Un an plus tard, elle tombe une nouvelle fois enceinte. Cette fois-ci, en prévention, une césarienne est programmée à 36 semaines de grossesse. Mais Céline refait une pré-éclampsie. Fort heureusement, sa fille naît en pleine santé : "On a eu de la chance : dans ces cas-là, un tiers des enfants meurent, et un autre tiers deviennent handicapés…"

Des mécanismes qui restent assez obscurs

Comment expliquer que Céline ait connu trois pré-éclampsies ? S’il existe des facteurs de risque comme une grossesse multiple, une première grossesse, un diabète, une hypertension chronique ou des pathologies rénales, les mécanismes de la maladie restent assez obscurs. "Elle est multifactorielle, mais le terrain génétique semble contribuer à hauteur de 50% dans sa survenue" indique l’Inserm. Toutefois, il n’existe à l’heure actuelle aucun moyen de la dépister. Pour Céline d’ailleurs, aucune raison structurelle ne pouvait expliquer sa première pré-éclampsie. "Je n’avais pas d’antécédents d’hypertension, de diabète, de maladie auto-immune, d’insuffisance rénale…" constate la quadragénaire.

Autre problème dans la détection de la pré-éclampsie : sa forme très hétérogène. "Elle peut arriver à la toute fin de la grossesse, voire après l’accouchement. Ou dans des formes extrêmement sévères, très tôt. Dans ces cas-là, on procède à une IMG. Certaines femmes vont en réanimation, ou meurent" note le Dr Elia Azria, gynécologue-obstétricien et chef de service de la maternité Notre-Dame de Bon Secours.

Connaître des signes qui doivent alerter

Il est donc impératif pour chaque femme enceinte et son entourage de connaître des signes qui doivent alerter.  "Ca peut être des maux de tête, des petites lumières dans les yeux quand on les ferme, des sifflements auditifs…" note le Dr Azria. "Il peut aussi y avoir des œdèmes. Quand ils sont accompagnés d’une prise de plusieurs kilos en quelques jours, il faut s’inquiéter. Il y a également d’autres complications comme des douleurs dans le haut du ventre, ou un décollement placentaire" ajoute le praticien.
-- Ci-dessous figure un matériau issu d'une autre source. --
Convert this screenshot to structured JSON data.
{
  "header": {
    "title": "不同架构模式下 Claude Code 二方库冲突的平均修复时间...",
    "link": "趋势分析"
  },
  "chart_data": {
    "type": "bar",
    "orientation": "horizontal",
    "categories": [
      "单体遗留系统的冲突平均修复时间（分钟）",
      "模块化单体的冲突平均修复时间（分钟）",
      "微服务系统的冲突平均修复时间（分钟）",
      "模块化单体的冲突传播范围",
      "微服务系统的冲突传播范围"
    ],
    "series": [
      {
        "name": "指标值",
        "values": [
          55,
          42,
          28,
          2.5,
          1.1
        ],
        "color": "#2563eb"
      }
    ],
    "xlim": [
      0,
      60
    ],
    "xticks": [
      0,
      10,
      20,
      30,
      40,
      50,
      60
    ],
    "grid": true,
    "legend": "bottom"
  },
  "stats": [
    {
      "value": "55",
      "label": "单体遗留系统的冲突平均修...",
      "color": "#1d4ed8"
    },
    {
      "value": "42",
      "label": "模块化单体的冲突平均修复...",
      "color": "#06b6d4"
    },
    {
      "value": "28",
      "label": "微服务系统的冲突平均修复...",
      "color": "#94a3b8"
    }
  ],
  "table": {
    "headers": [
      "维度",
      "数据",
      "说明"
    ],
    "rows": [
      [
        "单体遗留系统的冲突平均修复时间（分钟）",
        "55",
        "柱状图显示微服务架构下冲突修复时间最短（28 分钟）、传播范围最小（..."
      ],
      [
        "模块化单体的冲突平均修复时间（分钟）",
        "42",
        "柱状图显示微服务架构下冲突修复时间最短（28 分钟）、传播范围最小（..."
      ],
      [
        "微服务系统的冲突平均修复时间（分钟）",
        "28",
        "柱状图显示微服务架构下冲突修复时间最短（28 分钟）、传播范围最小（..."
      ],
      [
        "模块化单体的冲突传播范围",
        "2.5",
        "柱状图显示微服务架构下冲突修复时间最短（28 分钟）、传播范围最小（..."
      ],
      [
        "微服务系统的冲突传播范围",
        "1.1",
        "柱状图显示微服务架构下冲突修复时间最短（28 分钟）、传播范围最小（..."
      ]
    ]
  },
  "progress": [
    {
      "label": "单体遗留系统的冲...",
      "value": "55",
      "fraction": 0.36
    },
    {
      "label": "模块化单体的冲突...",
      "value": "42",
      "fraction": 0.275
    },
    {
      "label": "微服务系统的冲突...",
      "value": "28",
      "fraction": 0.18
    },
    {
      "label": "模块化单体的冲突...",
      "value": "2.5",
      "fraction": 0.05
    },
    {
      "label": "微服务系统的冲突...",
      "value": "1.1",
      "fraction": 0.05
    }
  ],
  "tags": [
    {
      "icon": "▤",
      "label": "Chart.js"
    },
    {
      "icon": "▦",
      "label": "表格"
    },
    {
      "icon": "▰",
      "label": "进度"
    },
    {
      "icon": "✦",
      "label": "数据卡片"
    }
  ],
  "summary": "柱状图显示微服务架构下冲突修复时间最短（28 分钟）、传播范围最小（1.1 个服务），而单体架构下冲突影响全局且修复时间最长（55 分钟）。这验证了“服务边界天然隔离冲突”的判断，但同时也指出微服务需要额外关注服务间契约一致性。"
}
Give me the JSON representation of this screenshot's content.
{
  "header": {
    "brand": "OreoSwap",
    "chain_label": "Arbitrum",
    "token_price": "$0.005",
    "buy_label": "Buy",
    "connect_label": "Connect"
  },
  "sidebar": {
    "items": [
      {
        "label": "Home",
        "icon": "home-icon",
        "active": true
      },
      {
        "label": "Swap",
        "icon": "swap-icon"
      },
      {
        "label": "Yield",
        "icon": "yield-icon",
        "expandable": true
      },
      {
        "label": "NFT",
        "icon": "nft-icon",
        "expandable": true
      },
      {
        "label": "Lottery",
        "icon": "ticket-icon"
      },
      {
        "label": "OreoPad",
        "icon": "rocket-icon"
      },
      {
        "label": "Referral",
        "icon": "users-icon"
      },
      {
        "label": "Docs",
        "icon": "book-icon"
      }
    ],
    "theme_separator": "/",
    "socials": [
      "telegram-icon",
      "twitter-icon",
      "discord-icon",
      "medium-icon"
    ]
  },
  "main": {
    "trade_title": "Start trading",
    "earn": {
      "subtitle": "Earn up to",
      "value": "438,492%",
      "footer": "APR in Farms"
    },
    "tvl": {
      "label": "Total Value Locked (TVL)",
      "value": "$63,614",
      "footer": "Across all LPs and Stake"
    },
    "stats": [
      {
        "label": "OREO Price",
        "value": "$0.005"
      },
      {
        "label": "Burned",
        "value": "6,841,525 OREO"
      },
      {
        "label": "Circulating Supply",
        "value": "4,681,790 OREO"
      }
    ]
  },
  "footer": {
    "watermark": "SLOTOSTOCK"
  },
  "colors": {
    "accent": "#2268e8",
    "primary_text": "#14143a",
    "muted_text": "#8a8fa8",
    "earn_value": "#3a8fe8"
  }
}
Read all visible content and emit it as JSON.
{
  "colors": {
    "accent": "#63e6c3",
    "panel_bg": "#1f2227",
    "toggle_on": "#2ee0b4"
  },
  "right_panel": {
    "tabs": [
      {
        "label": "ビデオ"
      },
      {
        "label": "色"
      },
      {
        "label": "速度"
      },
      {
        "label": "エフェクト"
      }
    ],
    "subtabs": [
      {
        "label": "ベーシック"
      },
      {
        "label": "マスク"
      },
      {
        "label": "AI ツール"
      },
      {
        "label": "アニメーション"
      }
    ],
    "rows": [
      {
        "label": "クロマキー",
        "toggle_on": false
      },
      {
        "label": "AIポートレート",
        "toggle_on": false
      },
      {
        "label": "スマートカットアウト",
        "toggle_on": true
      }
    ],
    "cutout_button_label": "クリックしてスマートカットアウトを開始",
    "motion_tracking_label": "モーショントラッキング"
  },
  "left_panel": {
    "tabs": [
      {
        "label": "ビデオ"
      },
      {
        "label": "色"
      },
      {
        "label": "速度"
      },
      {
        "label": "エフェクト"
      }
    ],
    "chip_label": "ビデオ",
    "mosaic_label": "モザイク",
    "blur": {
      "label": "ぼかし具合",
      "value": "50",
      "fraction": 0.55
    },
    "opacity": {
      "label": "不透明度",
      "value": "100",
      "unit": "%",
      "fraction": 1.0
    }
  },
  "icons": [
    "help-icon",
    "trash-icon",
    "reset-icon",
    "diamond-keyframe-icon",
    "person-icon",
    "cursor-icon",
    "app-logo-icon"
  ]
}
Problème : certains de ces symptômes sont fréquents, et ne sont pas forcément le signe d’une pré-éclampsie. D’où des retards de diagnostic. "Pour ma première grossesse, j’en avais parlé à mon médecin, il m’avait fait les gros yeux en me disant « non, vous n’avez pas d’antécédents, votre vie n’est pas en danger »", se souvient Céline. Certaines femmes, par ailleurs, ne connaissant pas la maladie, ne vont pas consulter suffisamment tôt, d’où de graves complications.

A terme, "Grossesse santé contre la pré-éclampsie" veut obtenir des fonds pour la recherche. Surtout, l’association entend informer les patientes, mais aussi l’ensemble du corps médical. Le message de Céline est clair : les femmes enceintes veulent connaître les risques qu’elles encourent : "Parlez-nous-en, on est des grandes filles !"


[1] Dans certains cas rares, la pré-éclampsie peut arriver après l'accouchement.

[2] Le syndrome de HELLP est "caractérisé par une augmentation de la destruction des globules rouges dans le foie, une élévation des enzymes hépatiques liée à une inflammation du foie, ainsi qu’une diminution du nombre des" selon l'Inserm. D'où un risque accru d’hémorragie.

[3] L'hématome rétro-placentaire est l'apparition d'un hématome qui décolle le placenta en fin de grossesse ou pendant l'accouchement.

[4] Certaines études estiment qu'une prise régulière d'aspirine à faibles doses permet de réduire le risque de pré-éclampsie.